The 20th century way of teaching a child how to run a business was to set up a lemonade stand and still, as we drive through neighborhood streets, we can find a few left over but now there’s a new way. Bizinate.com allows children, ages 6 through 18, to start their own business.
With the help of their parents, they can open an FDIC-backed banked account through Chase, sell their products through their personalized online store, find help with marketing through e-mail and social media portals, and create business cards with their company information.
More than 24,000 kids and parents registered and plan to start their own business. Ideas range from viable business ideas to those with a very limited audience. One young entrepreneur offers to set up a blog for $25—another offers to design a logo for $20, and one will program your remote control for $10.
Some entrepreneurs are going after a much smaller audience. One offers his services to clean HIS room while another charges $2 to teach their brother or sister how to play a game. One of the more clever? One entrepreneur offers to like a page on Facebook for $5 giving small businesses the perception of having more traffic.
Bizinate founder Rudy DeFelice took on the challenge more as a way to give back than to make the site another largely successful startup. DeFelice was the founder of Practice Technology, a venture backed company that provided software solutions for law firms.

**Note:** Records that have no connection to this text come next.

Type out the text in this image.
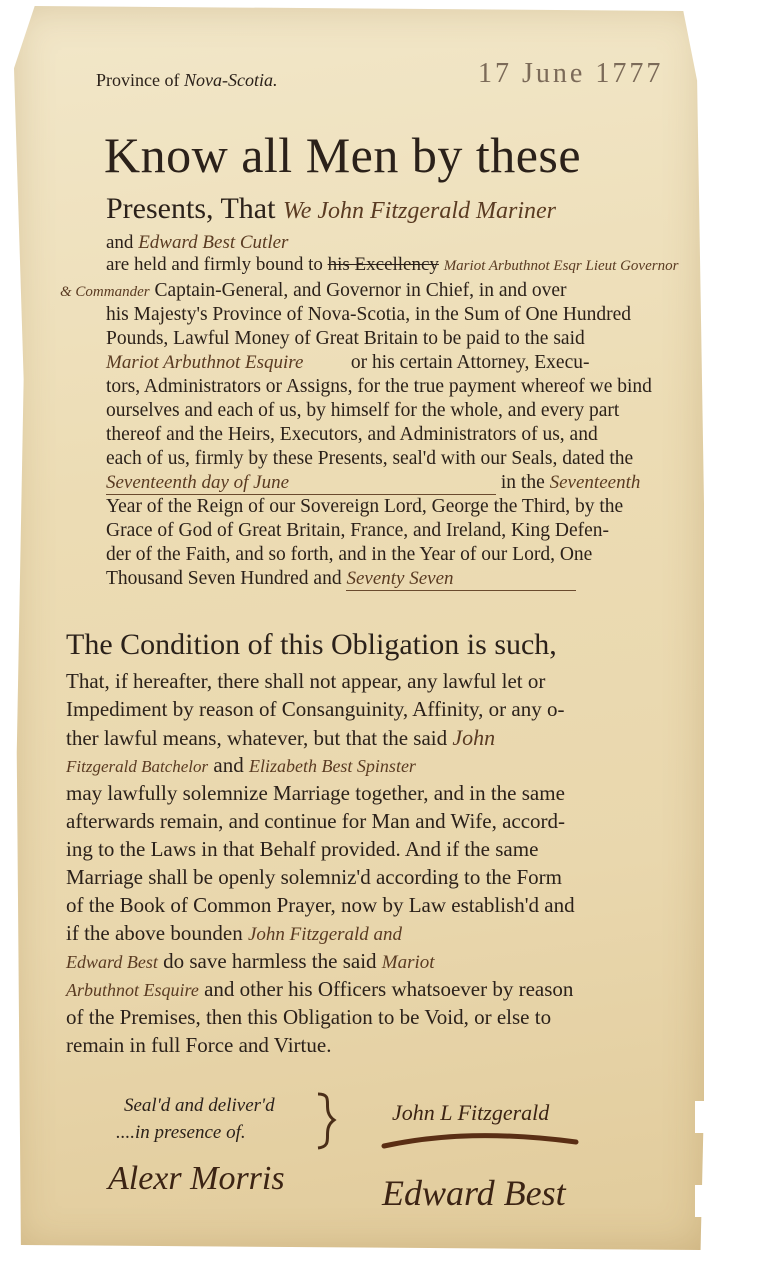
Province of Nova-Scotia.	17 June 1777
Know all Men by these
Presents, That We John Fitzgerald Mariner
and Edward Best Cutler
are held and firmly bound to his Excellency Mariot Arbuthnot Esqr Lieut Governor
& Commander Captain-General, and Governor in Chief, in and over
his Majesty's Province of Nova-Scotia, in the Sum of One Hundred
Pounds, Lawful Money of Great Britain to be paid to the said
Mariot Arbuthnot Esquire or his certain Attorney, Execu-
tors, Administrators or Assigns, for the true payment whereof we bind
ourselves and each of us, by himself for the whole, and every part
thereof and the Heirs, Executors, and Administrators of us, and
each of us, firmly by these Presents, seal'd with our Seals, dated the
Seventeenth day of June	in the Seventeenth
Year of the Reign of our Sovereign Lord, George the Third, by the
Grace of God of Great Britain, France, and Ireland, King Defen-
der of the Faith, and so forth, and in the Year of our Lord, One
Thousand Seven Hundred and Seventy Seven
The Condition of this Obligation is such,
That, if hereafter, there shall not appear, any lawful let or
Impediment by reason of Consanguinity, Affinity, or any o-
ther lawful means, whatever, but that the said John
Fitzgerald Batchelor and Elizabeth Best Spinster
may lawfully solemnize Marriage together, and in the same
afterwards remain, and continue for Man and Wife, accord-
ing to the Laws in that Behalf provided. And if the same
Marriage shall be openly solemniz'd according to the Form
of the Book of Common Prayer, now by Law establish'd and
if the above bounden John Fitzgerald and
Edward Best do save harmless the said Mariot
Arbuthnot Esquire and other his Officers whatsoever by reason
of the Premises, then this Obligation to be Void, or else to
remain in full Force and Virtue.
Seal'd and deliver'd
....in presence of.
John L Fitzgerald
Alexr Morris	Edward Best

He hopes to encourage kid entrepreneurs to start thinking like a business owner at the earliest age. He charges shoppers 99 cents per transaction to cover the credit card expenses making his business what he calls a “marginal money maker”.
Not all startups exist to become large-scale profit machines. In the case of Bizinate, giving back to the next generation of entrepreneurs is the goal. As the site grows and more services are offered to the businesses that do have a viable chance of turning in to full time endeavors Bizinate may become his next big success story. For now, DeFelice, who has three children who are actively involved in the site, finding the next Zuckerberg is enough.